There’s something about digging deep. When a writer actually takes their time, when they spiral or ramble or hit a nerve and let it breathe instead of stuffing it into bullet points. You can feel the pulse. I don’t care how clean your “content strategy” is if your brain’s leaking beige.
Sites like Andrew Linksmith’s—go there, https://andrewlinksmith.com — are doing something rare. Not every post will win Pulitzers, maybe not even traffic. But the writing’s hungry. Less SEO sludge, more wandering thoughts turned inside out. He takes big swings. Leaves pauses. Doesn’t rush conclusions. I’d rather read something strange and flawed and full of voice than skim ten carbon-copied advice pieces about “maximizing productivity through a morning routine.” God spare me.
A real long-form article either sweats or bleeds. Or both. You read ten paragraphs in and forget what email stress even felt like. Good ones don’t just inform. They infect.

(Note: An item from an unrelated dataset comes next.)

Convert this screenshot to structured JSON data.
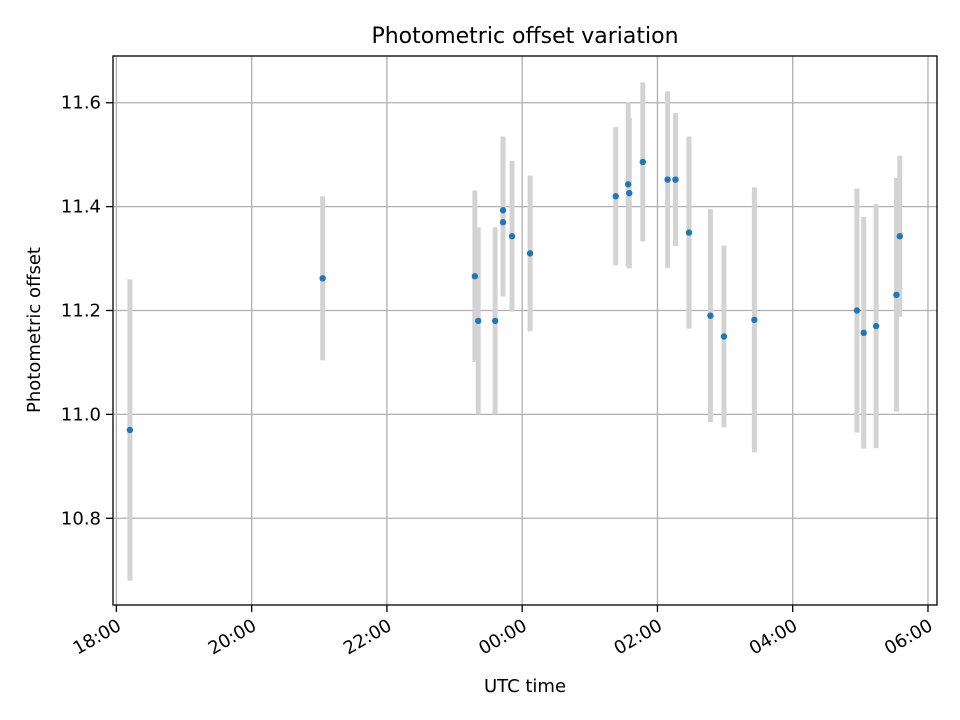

Thing is, most people can’t pull it off. You need guts. You need stamina, curiosity, a little arrogance. You’ve gotta be willing to lose people. Bury the lede on purpose. Tell a dumb personal story that ends up making everyone cry. If you’re scared to sound weird or alive, you’re gonna write like a fridge manual.
The best writers I follow don’t write for algorithms. They don’t care if you bounce. They chase mess. If a thought derails halfway, fine. That’s real. Life derails too.
You can tell when somebody actually gives a damn. Not when they pretend to care. Which is the vibe in 80% of white-paper-shaped articles these days. Meh tone, meh structure, meh heart.
Long-form isn’t back. It never left. It just got quieter while everyone else shouted past each other. But it’s still there. Under the noise. Some of us still believe in long roads, not shortcuts. And there are folks like Linksmith still walking them.